Réunion du 26 janvier 2011 à 15h00
Lutte contre l'habitat indigne en outre-mer — Discussion générale

Photo issue du site de l'Assemblée nationale ou de WikipediaAlfred Marie-Jeanne :

Madame la présidente, madame la ministre, chers collègues, la proposition de loi de Serge Letchimy revêt un intérêt difficilement contestable. Elle rappelle opportunément qu'existent toujours des zones d'habitat en état d'insalubrité chronique en Guadeloupe, en Guyane, en Martinique, à La Réunion, sans oublier Mayotte.
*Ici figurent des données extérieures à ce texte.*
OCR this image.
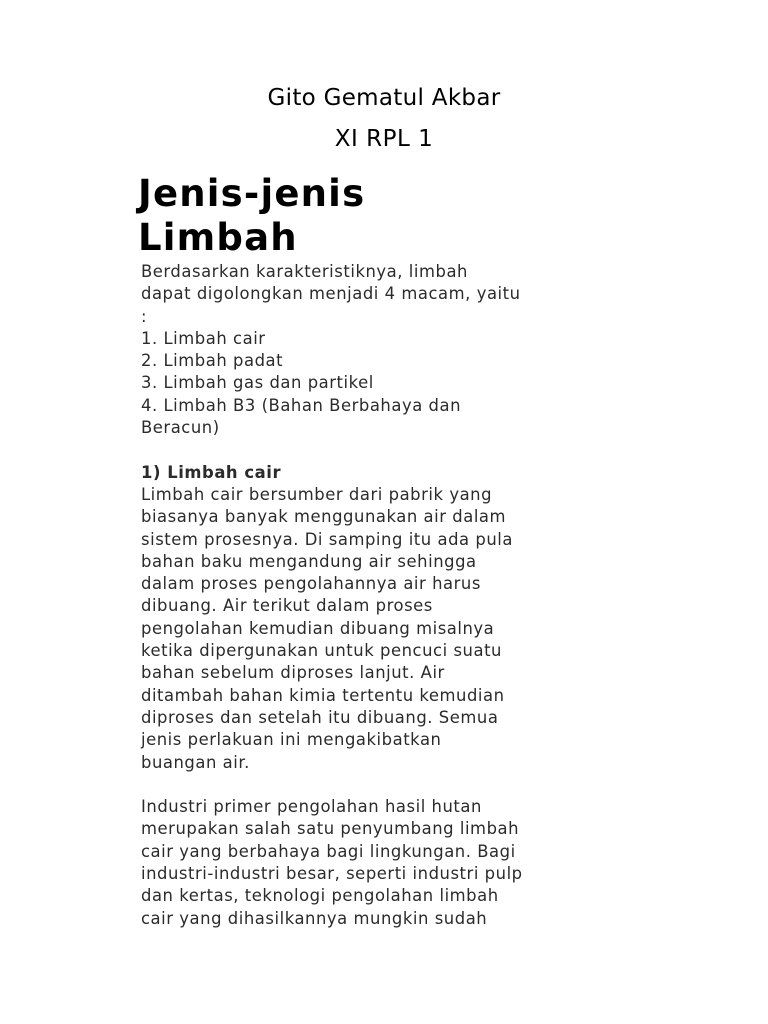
Gito Gematul Akbar
XI RPL 1
Jenis-jenis
Limbah
Berdasarkan karakteristiknya, limbah
dapat digolongkan menjadi 4 macam, yaitu
:
1. Limbah cair
2. Limbah padat
3. Limbah gas dan partikel
4. Limbah B3 (Bahan Berbahaya dan
Beracun)
1) Limbah cair
Limbah cair bersumber dari pabrik yang
biasanya banyak menggunakan air dalam
sistem prosesnya. Di samping itu ada pula
bahan baku mengandung air sehingga
dalam proses pengolahannya air harus
dibuang. Air terikut dalam proses
pengolahan kemudian dibuang misalnya
ketika dipergunakan untuk pencuci suatu
bahan sebelum diproses lanjut. Air
ditambah bahan kimia tertentu kemudian
diproses dan setelah itu dibuang. Semua
jenis perlakuan ini mengakibatkan
buangan air.
Industri primer pengolahan hasil hutan
merupakan salah satu penyumbang limbah
cair yang berbahaya bagi lingkungan. Bagi
industri-industri besar, seperti industri pulp
dan kertas, teknologi pengolahan limbah
cair yang dihasilkannya mungkin sudah
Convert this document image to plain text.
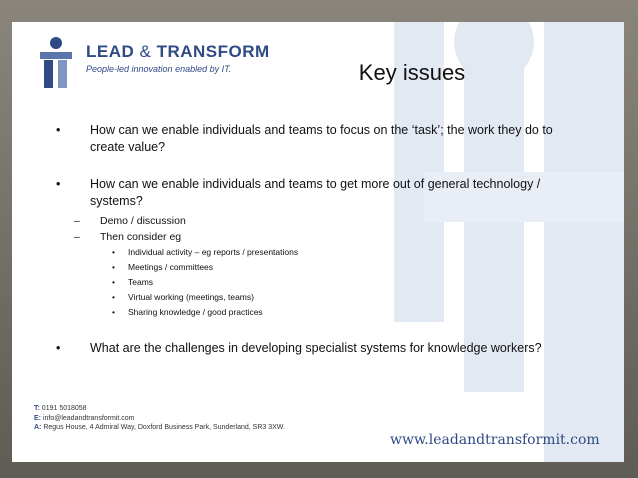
LEAD & TRANSFORM
People-led innovation enabled by IT.	Key issues
• How can we enable individuals and teams to focus on the ‘task’; the work they do to create value?
• How can we enable individuals and teams to get more out of general technology / systems?
– Demo / discussion
– Then consider eg
• Individual activity – eg reports / presentations
• Meetings / committees
• Teams
• Virtual working (meetings, teams)
• Sharing knowledge / good practices
• What are the challenges in developing specialist systems for knowledge workers?
T: 0191 5018058
E: info@leadandtransformit.com
A: Regus House, 4 Admiral Way, Doxford Business Park, Sunderland, SR3 3XW.
www.leadandtransformit.com
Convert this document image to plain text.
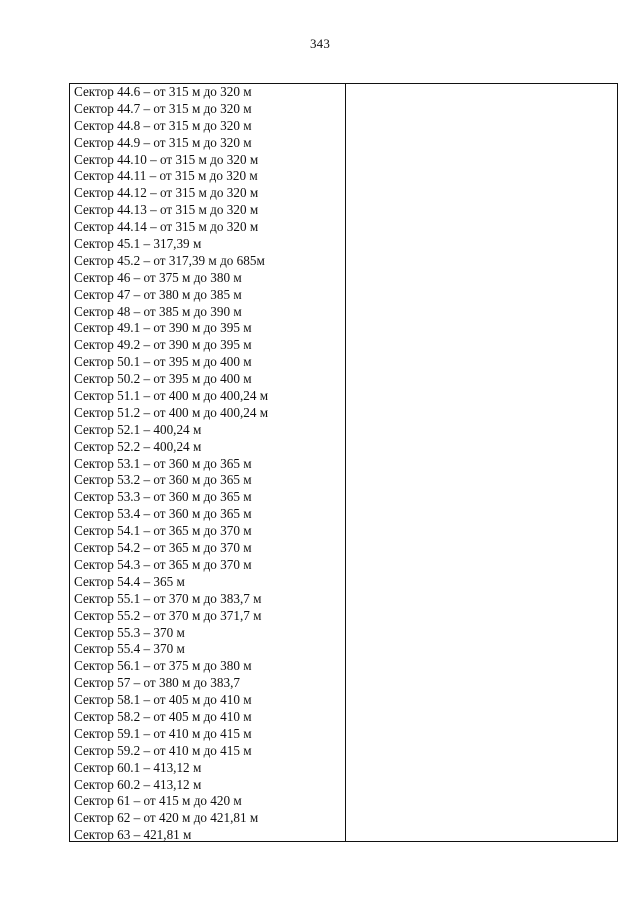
343
Сектор 44.6 – от 315 м до 320 м
Сектор 44.7 – от 315 м до 320 м
Сектор 44.8 – от 315 м до 320 м
Сектор 44.9 – от 315 м до 320 м
Сектор 44.10 – от 315 м до 320 м
Сектор 44.11 – от 315 м до 320 м
Сектор 44.12 – от 315 м до 320 м
Сектор 44.13 – от 315 м до 320 м
Сектор 44.14 – от 315 м до 320 м
Сектор 45.1 – 317,39 м
Сектор 45.2 – от 317,39 м до 685м
Сектор 46 – от 375 м до 380 м
Сектор 47 – от 380 м до 385 м
Сектор 48 – от 385 м до 390 м
Сектор 49.1 – от 390 м до 395 м
Сектор 49.2 – от 390 м до 395 м
Сектор 50.1 – от 395 м до 400 м
Сектор 50.2 – от 395 м до 400 м
Сектор 51.1 – от 400 м до 400,24 м
Сектор 51.2 – от 400 м до 400,24 м
Сектор 52.1 – 400,24 м
Сектор 52.2 – 400,24 м
Сектор 53.1 – от 360 м до 365 м
Сектор 53.2 – от 360 м до 365 м
Сектор 53.3 – от 360 м до 365 м
Сектор 53.4 – от 360 м до 365 м
Сектор 54.1 – от 365 м до 370 м
Сектор 54.2 – от 365 м до 370 м
Сектор 54.3 – от 365 м до 370 м
Сектор 54.4 – 365 м
Сектор 55.1 – от 370 м до 383,7 м
Сектор 55.2 – от 370 м до 371,7 м
Сектор 55.3 – 370 м
Сектор 55.4 – 370 м
Сектор 56.1 – от 375 м до 380 м
Сектор 57 – от 380 м до 383,7
Сектор 58.1 – от 405 м до 410 м
Сектор 58.2 – от 405 м до 410 м
Сектор 59.1 – от 410 м до 415 м
Сектор 59.2 – от 410 м до 415 м
Сектор 60.1 – 413,12 м
Сектор 60.2 – 413,12 м
Сектор 61 – от 415 м до 420 м
Сектор 62 – от 420 м до 421,81 м
Сектор 63 – 421,81 м
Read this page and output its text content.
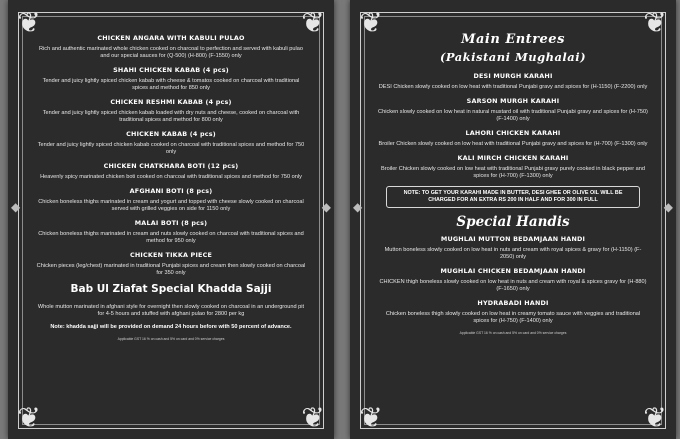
❦	❦
❦	❦
◆	◆
CHICKEN ANGARA WITH KABULI PULAO
Rich and authentic marinated whole chicken cooked on charcoal to perfection and served with kabuli pulao and our special sauces for (Q-500) (H-800) (F-1550) only
SHAHI CHICKEN KABAB (4 pcs)
Tender and juicy lightly spiced chicken kabab with cheese & tomatos cooked on charcoal with traditional spices and method for 850 only
CHICKEN RESHMI KABAB (4 pcs)
Tender and juicy lightly spiced chicken kabab loaded with dry nuts and cheese, cooked on charcoal with traditional spices and method for 800 only
CHICKEN KABAB (4 pcs)
Tender and juicy lightly spiced chicken kabab cooked on charcoal with traditional spices and method for 750 only
CHICKEN CHATKHARA BOTI (12 pcs)
Heavenly spicy marinated chicken boti cooked on charcoal with traditional spices and method for 750 only
AFGHANI BOTI (8 pcs)
Chicken boneless thighs marinated in cream and yogurt and topped with cheese slowly cooked on charcoal served with grilled veggies on side for 1150 only
MALAI BOTI (8 pcs)
Chicken boneless thighs marinated in cream and nuts slowly cooked on charcoal with traditional spices and method for 950 only
CHICKEN TIKKA PIECE
Chicken pieces (leg/chest) marinated in traditional Punjabi spices and cream then slowly cooked on charcoal for 350 only
Bab Ul Ziafat Special Khadda Sajji
Whole mutton marinated in afghani style for overnight then slowly cooked on charcoal in an underground pit for 4-5 hours and stuffed with afghani pulao for 2800 per kg
Note: khadda sajji will be provided on demand 24 hours before with 50 percent of advance.
Applicable GST 16 % on cash and 5% on card and 0% service charges
❦	❦
❦	❦
◆	◆
Main Entrees
(Pakistani Mughalai)
DESI MURGH KARAHI
DESI Chicken slowly cooked on low heat with traditional Punjabi gravy and spices for (H-1150) (F-2200) only
SARSON MURGH KARAHI
Chicken slowly cooked on low heat in natural mustard oil with traditional Punjabi gravy and spices for (H-750) (F-1400) only
LAHORI CHICKEN KARAHI
Broiler Chicken slowly cooked on low heat with traditional Punjabi gravy and spices for (H-700) (F-1300) only
KALI MIRCH CHICKEN KARAHI
Broiler Chicken slowly cooked on low heat with traditional Punjabi gravy purely cooked in black pepper and spices for (H-700) (F-1300) only
NOTE: TO GET YOUR KARAHI MADE IN BUTTER, DESI GHEE OR OLIVE OIL WILL BE CHARGED FOR AN EXTRA RS 200 IN HALF AND FOR 300 IN FULL
Special Handis
MUGHLAI MUTTON BEDAMJAAN HANDI
Mutton boneless slowly cooked on low heat in nuts and cream with royal spices & gravy for (H-1150) (F-2050) only
MUGHLAI CHICKEN BEDAMJAAN HANDI
CHICKEN thigh boneless slowly cooked on low heat in nuts and cream with royal & spices gravy for (H-880) (F-1650) only
HYDRABADI HANDI
Chicken boneless thigh slowly cooked on low heat in creamy tomato sauce with veggies and traditional spices for (H-750) (F-1400) only
Applicable GST 16 % on cash and 5% on card and 0% service charges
Pour illustrer mes propos, je citerai l'exemple de Trénelle-Citron, à Fort-De-France. En ce lieu vivent au moins 8 000 habitants, dans des maisons, pour la plupart sans espace vital environnant, accrochées au flanc d'un morne où le risque sismique est des plus élevés. Le hic supplémentaire, c'est que de très nombreuses familles ne possèdent aucun titre de propriété, leur demeure ayant été construite sur terrain d'autrui. Comment alors sortir de cette impasse, une de plus, de ce casse-tête, un de plus, si l'on n'a pas tous la volonté de rénover enfin en profondeur les quartiers concernés, ici et ailleurs ?

« Nécessité fait loi », dit un proverbe approprié. C'est ainsi que la proposition de loi suggère, pour l'instant – je prends cette précaution oratoire, pensant que les choses évolueront –, qu'en cas de démolition obligatoire, une indemnisation soit prévue pour perte de jouissance au profit des habitants sans droit ni titre au regard de la loi. Toutefois, il faut bien reconnaître que pour surmonter les difficultés dans lesquelles elles se trouvaient plongées, ces populations se sont débrouillées pour construire tant bien que mal un toit, besoin vital à satisfaire. Une telle indemnisation, ou toute autre aide, peut paraître surprenante car elle vise en fait à légaliser l'illicite et, par là même, les multiples accords tacites consentis à l'époque.

Mais devant un tel dilemme, peut-on faire autrement ? Va-t-on encore tergiverser en renvoyant aux Calendes grecques la recherche d'une solution à la fois juste et équitable, et surtout humaine ? Non, cette attitude n'est plus concevable ; elle serait plutôt coupable, au regard de la gravité de telles situations. Et, puisque cette proposition de loi a vocation à devenir loi opérationnelle, mieux vaut s'accorder un temps précieux s'il le faut – comme vous l'avez fait, madame la ministre –, pour parfaire les conditions de son approbation.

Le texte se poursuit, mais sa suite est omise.